Hier fängt aber schon einer der großen Unterschiede der Männer an. Putin hat aus seiner Zeit beim Geheimdienst nie ein Geheimnis gemacht, im Gegenteil. Auch seine heutige Macht hat er zu großen Teilen durch den KGB aufgebaut. Kyrill hingegen hat nie bestätigt, dass er beim Geheimdienst war. Das wurde allerdings mittlerweile durch belastbare Dokumente bewiesen. In diesen ist oftmals die Rede von einem Mitarbeiter namens "Michailow". Diese Stellung dürfte erklären, wie der 75-Jährige schon zu Zeiten der Sowjetunion in der Orthodoxie schnell aufsteigen konnte. Dieser Aufstieg ist durchaus beachtlich, da die Familie von Kyrill unter Repressalien der Sowjets litt. Sein Vater, der Prieser war, wurde zu Zeiten von Stalin in ein Gulag verschleppt, in dem er drei Jahre verbrachte.
Kyrill: Zwischen Orthodoxie und dem Kreml
Kyrill war zunächst als Erzbischof von Smolensk in Erscheinung getreten, später wurde er Erzbischof der russischen Exklave Kaliningrad. Nachdem er zum Patriarchen wurde, führte er die orthodoxe Kirche immer mehr an den russischen Staat heran – so nah wie es seit dem Zarenreich nicht mehr der Fall war. Eine "Symphonie" zwischen Kirche und Staat nennt Kyrill die gegenseitige Beziehung selbst.
Zu dieser Symphonie gehören beste Beziehungen zwischen dem Patriarchen und dem Präsidenten. Ein "Wunder Gottes" nannte Kyrill die Präsidentschaft Putins bereits und kritisierte die Opposition immer wieder. Er rief auch klar zur Wahl von Putin auf. Unterdessen erhält die orthodoxe Kirche Zuwendungen vom Kreml.
Kyrill scheint auch ähnliche Ansichten wie Putin zu vertreten. Sein Weltbild ist dem des Philosophen Alexander Dugin sehr nahe, was auch auf Putin zutreffen dürfte. Der Patriarch ist zudem antiliberal, antiwestlich und erzkonservativ eingestellt. Den Westen kritisiert Kyrill immer wieder scharf, beispielsweise wegen der Rechte für Homosexuelle, wodurch die Sünde gefördert würde.
Den Krieg in der Ukraine rechtfertigte Kyrill ebenfalls durch den Namen Gottes und unterstützt diesen auch. Er behauptete zudem, dass Russland "noch nie ein Land angegriffen" habe.
Kontroversen um das Vermögen von Patriarch Kyrill I.
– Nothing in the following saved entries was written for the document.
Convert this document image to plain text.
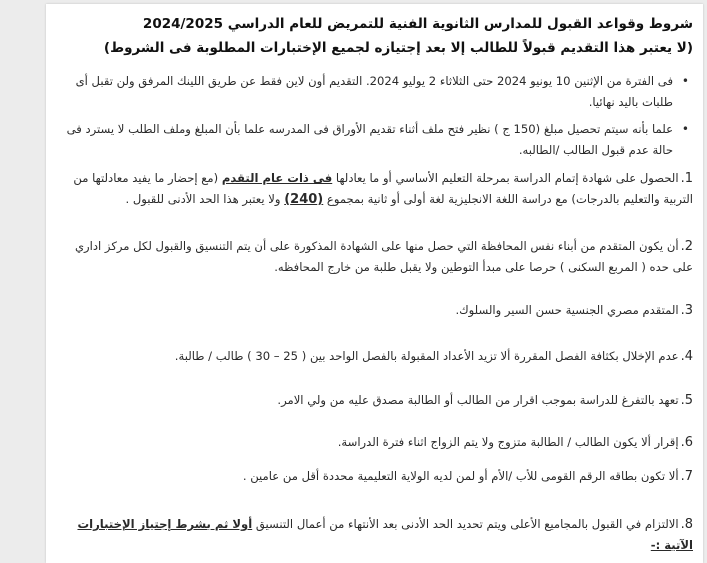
شروط وقواعد القبول للمدارس الثانوية الفنية للتمريض للعام الدراسي 2024/2025
(لا يعتبر هذا التقديم قبولاً للطالب إلا بعد إجتيازه لجميع الإختبارات المطلوبة فى الشروط)
•
فى الفترة من الإثنين 10 يونيو 2024 حتى الثلاثاء 2 يوليو 2024. التقديم أون لاين فقط عن طريق اللينك المرفق ولن تقبل أى طلبات باليد نهائيا.
•
علما بأنه سيتم تحصيل مبلغ (150 ج ) نظير فتح ملف أثناء تقديم الأوراق فى المدرسه علما بأن المبلغ وملف الطلب لا يسترد فى حالة عدم قبول الطالب /الطالبه.
1.الحصول على شهادة إتمام الدراسة بمرحلة التعليم الأساسي أو ما يعادلها فى ذات عام التقدم (مع إحضار ما يفيد معادلتها من التربية والتعليم بالدرجات) مع دراسة اللغة الانجليزية لغة أولى أو ثانية بمجموع (240) ولا يعتبر هذا الحد الأدنى للقبول .
2.أن يكون المتقدم من أبناء نفس المحافظة التي حصل منها على الشهادة المذكورة على أن يتم التنسيق والقبول لكل مركز اداري على حده ( المربع السكنى ) حرصا على مبدأ التوطين ولا يقبل طلبة من خارج المحافظه.
3.المتقدم مصري الجنسية حسن السير والسلوك.
4.عدم الإخلال بكثافة الفصل المقررة ألا تزيد الأعداد المقبولة بالفصل الواحد بين ( 25 – 30 ) طالب / طالبة.
5.تعهد بالتفرغ للدراسة بموجب اقرار من الطالب أو الطالبة مصدق عليه من ولي الامر.
6.إقرار ألا يكون الطالب / الطالبة متزوج ولا يتم الزواج اثناء فترة الدراسة.
7.ألا تكون بطاقه الرقم القومى للأب /الأم أو لمن لديه الولاية التعليمية محددة أقل من عامين .
8.الالتزام في القبول بالمجاميع الأعلى ويتم تحديد الحد الأدنى بعد الأنتهاء من أعمال التنسيق أولا ثم بشرط إجتياز الإختبارات الآتية :-
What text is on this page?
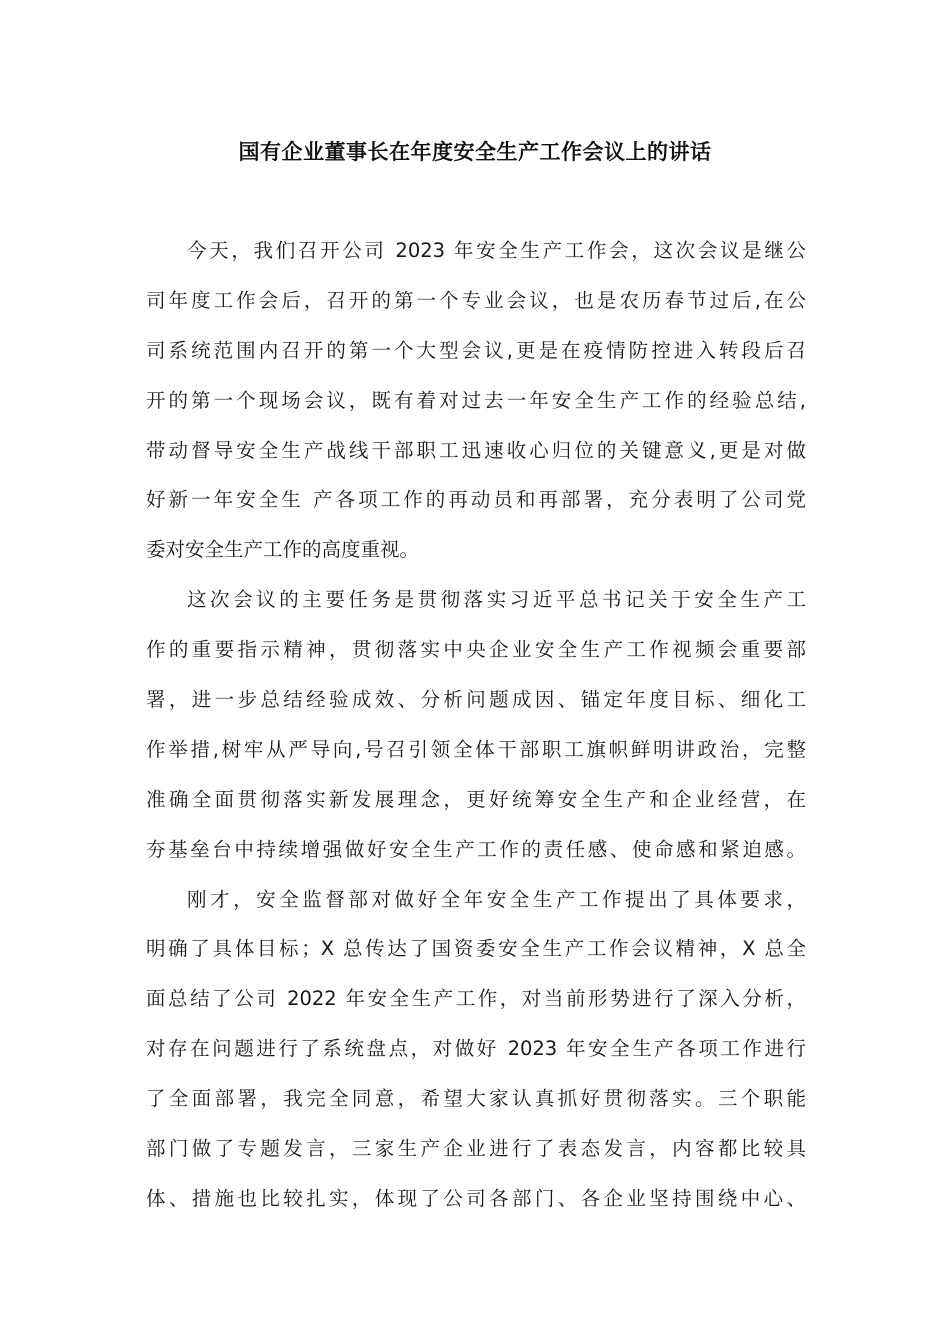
国有企业董事长在年度安全生产工作会议上的讲话
今天，我们召开公司 2023 年安全生产工作会，这次会议是继公
司年度工作会后，召开的第一个专业会议，也是农历春节过后,在公
司系统范围内召开的第一个大型会议,更是在疫情防控进入转段后召
开的第一个现场会议，既有着对过去一年安全生产工作的经验总结,
带动督导安全生产战线干部职工迅速收心归位的关键意义,更是对做
好新一年安全生 产各项工作的再动员和再部署，充分表明了公司党
委对安全生产工作的高度重视。
这次会议的主要任务是贯彻落实习近平总书记关于安全生产工
作的重要指示精神，贯彻落实中央企业安全生产工作视频会重要部
署，进一步总结经验成效、分析问题成因、锚定年度目标、细化工
作举措,树牢从严导向,号召引领全体干部职工旗帜鲜明讲政治，完整
准确全面贯彻落实新发展理念，更好统筹安全生产和企业经营，在
夯基垒台中持续增强做好安全生产工作的责任感、使命感和紧迫感。
刚才，安全监督部对做好全年安全生产工作提出了具体要求，
明确了具体目标；X 总传达了国资委安全生产工作会议精神，X 总全
面总结了公司 2022 年安全生产工作，对当前形势进行了深入分析，
对存在问题进行了系统盘点，对做好 2023 年安全生产各项工作进行
了全面部署，我完全同意，希望大家认真抓好贯彻落实。三个职能
部门做了专题发言，三家生产企业进行了表态发言，内容都比较具
体、措施也比较扎实，体现了公司各部门、各企业坚持围绕中心、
Wegen der Rechtfertigung und Unterstützung des Angriffskrieges von Russland sollte Kyrill nun auf die Sanktionsliste der EU geschrieben werden. Dass dies nun nicht der Fall ist, kann durchaus als brisant bezeichnet werden. Kyrill soll nämlich ein riesiges Vermögen besitzen.
Diesem hat er auch den Spitznamen "Tabak-Patriarch" zu verdanken. Hintergrund ist, dass Kyrill der Kirche nach dem Zerfall der Sowjetunion erlaubte, wieder mit Öl und Tabak zu handeln. Zudem wird dem Geistlichen Korruption in vielen Fällen vorgeworfen. Für Aufsehen sorgte auch ein öffentlicher Auftritt, bei dem er eine teure, goldene Uhr am Handgelenk trug. Die Uhr wurde auf den Bildern von der Kirche später wegretuschiert, ein Spiegelbild der Uhr auf dem Tisch verriet diesen Trick jedoch. Kyrill hat mittlerweile zugegeben, dass die Bilder bearbeitet wurden.
Neben mehrerer teuren Uhren soll Kyrill zudem eine Mercedes-Luxuslimousine und eine Penthousewohnung besitzen. Das ist aber längst nicht alles, denn mehrere Investigativjournalisten gehen davon aus, dass Kyrills Privatvermögen vier Milliarden Dollar beträgt. Ein hoher Kontostand, vor allem für einen Geistlichen.